Um nun den weiteren Energiepreissteigerungen (und nicht nur die) etwas entgegen zu setzen, folgert nun die Börsianerin kühl/rational als Tipp: natürlich in Rüstungsaktien zu investieren.Und falls jemand daraus was Gutes ziehen will, der verkauft wieder rechtzeitig und investiert/spendet in ökologische Projekte. So lässt sich alles ausgleichen und beruhigt das eigene Gemüt. Außerdem hat das eine mit dem anderen eh nichts zu tun, so sagen es wenigstens diejenigen, die darüber einfach so bestimmen, wenn Milliarden locker gemacht werden können; und das ist dann auch gleich ein Grund, das GG zu ändern, siehe hier.
Und damit die Glaubwürdigkeit der FDP hinsichtlich ihrer 'Jünger' gewahrt bleibt gilt nun folgendes: "Die Zeit der Vernachlässigung der Bundeswehr müsse enden, erklärte auch Finanzminister Christian Lindner (FDP) bei der Debatte am Sonntag. Den laufenden Betrieb der Bundeswehr werde man direkt aus den Haushalten unter Achtung der Schuldenbremse finanzieren und stetig erhöhen. (aus dem Link)"

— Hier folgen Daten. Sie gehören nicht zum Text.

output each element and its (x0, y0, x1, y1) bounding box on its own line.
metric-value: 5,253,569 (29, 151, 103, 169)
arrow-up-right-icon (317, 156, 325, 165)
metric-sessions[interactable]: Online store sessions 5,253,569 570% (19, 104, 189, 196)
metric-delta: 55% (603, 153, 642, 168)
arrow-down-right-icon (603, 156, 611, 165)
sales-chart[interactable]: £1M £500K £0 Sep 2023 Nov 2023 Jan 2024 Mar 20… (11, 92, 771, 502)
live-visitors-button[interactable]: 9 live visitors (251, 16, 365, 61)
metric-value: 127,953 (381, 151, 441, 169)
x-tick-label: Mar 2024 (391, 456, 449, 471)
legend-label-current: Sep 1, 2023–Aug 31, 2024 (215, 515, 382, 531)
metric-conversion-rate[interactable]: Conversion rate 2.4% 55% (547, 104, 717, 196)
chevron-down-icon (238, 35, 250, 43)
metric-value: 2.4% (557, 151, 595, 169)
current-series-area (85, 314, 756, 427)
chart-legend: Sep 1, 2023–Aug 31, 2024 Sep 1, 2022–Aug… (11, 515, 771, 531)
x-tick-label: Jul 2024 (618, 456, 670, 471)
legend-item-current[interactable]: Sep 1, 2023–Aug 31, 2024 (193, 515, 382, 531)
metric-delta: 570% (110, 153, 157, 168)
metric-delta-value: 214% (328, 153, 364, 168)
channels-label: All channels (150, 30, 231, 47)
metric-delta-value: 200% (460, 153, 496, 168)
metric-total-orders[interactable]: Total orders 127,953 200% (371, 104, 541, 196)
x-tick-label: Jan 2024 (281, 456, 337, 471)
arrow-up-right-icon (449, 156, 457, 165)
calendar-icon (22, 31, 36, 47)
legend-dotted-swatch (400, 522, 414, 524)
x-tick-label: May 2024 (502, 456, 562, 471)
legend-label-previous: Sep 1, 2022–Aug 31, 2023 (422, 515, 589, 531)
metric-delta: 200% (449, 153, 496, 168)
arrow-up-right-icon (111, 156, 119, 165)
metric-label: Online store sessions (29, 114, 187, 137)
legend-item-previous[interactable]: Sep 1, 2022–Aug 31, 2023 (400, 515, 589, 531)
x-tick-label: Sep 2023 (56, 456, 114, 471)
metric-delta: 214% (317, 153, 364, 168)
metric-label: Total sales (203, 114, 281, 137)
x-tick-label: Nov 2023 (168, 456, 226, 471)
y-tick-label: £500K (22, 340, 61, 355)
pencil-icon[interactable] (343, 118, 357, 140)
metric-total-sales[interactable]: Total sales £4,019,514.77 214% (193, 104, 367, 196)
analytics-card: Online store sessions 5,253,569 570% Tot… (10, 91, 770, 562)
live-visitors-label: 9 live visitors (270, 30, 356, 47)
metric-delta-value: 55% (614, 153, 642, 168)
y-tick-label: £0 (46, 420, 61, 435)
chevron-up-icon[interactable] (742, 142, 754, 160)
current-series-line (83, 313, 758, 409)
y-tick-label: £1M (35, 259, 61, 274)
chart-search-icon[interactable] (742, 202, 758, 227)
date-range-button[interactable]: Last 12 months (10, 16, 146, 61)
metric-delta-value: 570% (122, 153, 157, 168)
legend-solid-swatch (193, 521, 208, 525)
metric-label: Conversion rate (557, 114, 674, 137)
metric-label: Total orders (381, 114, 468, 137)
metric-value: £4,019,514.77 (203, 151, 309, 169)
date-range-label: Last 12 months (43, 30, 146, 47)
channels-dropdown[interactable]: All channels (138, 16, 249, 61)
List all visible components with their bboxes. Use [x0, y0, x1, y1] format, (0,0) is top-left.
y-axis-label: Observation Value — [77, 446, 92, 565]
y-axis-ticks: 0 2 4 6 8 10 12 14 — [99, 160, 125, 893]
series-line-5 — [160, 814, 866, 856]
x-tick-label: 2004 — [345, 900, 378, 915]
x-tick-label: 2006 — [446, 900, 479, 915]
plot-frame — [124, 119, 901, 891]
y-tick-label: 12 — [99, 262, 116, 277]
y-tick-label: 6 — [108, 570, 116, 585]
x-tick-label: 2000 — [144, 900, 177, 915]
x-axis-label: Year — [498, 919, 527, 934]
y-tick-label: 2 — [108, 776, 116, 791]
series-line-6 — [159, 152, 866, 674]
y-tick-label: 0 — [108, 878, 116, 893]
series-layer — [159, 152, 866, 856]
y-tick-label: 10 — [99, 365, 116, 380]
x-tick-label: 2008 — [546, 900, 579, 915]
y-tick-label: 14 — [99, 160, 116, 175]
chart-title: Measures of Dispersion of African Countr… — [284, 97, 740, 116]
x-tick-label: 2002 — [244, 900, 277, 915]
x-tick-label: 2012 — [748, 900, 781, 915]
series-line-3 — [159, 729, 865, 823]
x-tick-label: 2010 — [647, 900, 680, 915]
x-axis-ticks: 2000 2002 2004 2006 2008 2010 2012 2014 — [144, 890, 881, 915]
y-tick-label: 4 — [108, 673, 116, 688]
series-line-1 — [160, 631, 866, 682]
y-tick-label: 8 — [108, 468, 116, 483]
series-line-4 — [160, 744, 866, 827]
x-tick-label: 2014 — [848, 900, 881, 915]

Damit ließe sich auch aus dem Sondervermögen bei Bedarf in den laufenden Haushalt einspeisen, um die Fiktion der Einhaltung der Schuldenbremse zu gewährleisten. Dem 1ten Gebot der FDP, die immer noch einer archaischen staatlichen Finanzierungsvorstellung anhängt, die adäquat von Lindner repräsentiert wird.
»Die Entscheidung zur Aufrüstung bedeutet, die Logik der Macht zu akzeptieren und von derjenigen des Arguments, der Vernunft und der Moral zurückzutreten«
Diese Entscheidung bedeutet vor allem, verstanden zu haben, was Macht ist. Und was passiert, wenn sie nicht mit Gegenmacht gekontert wird.
Dieser Beitrag gründet sich auf zwei Annahmen, deren Richtigkeit erst einmal bewiesen werden müsste, bevor sie als Ableitung, Begründung oder Kritik von Handeln benutzt werden können:
- „Es steht außer Frage, dass die Entscheidung, die Ukraine im Krieg gegen Russland auch mit Waffen zur Selbstverteidigung zu unterstützen, die gegenüber dem reinen Zuschauen bessere Entscheidung ist.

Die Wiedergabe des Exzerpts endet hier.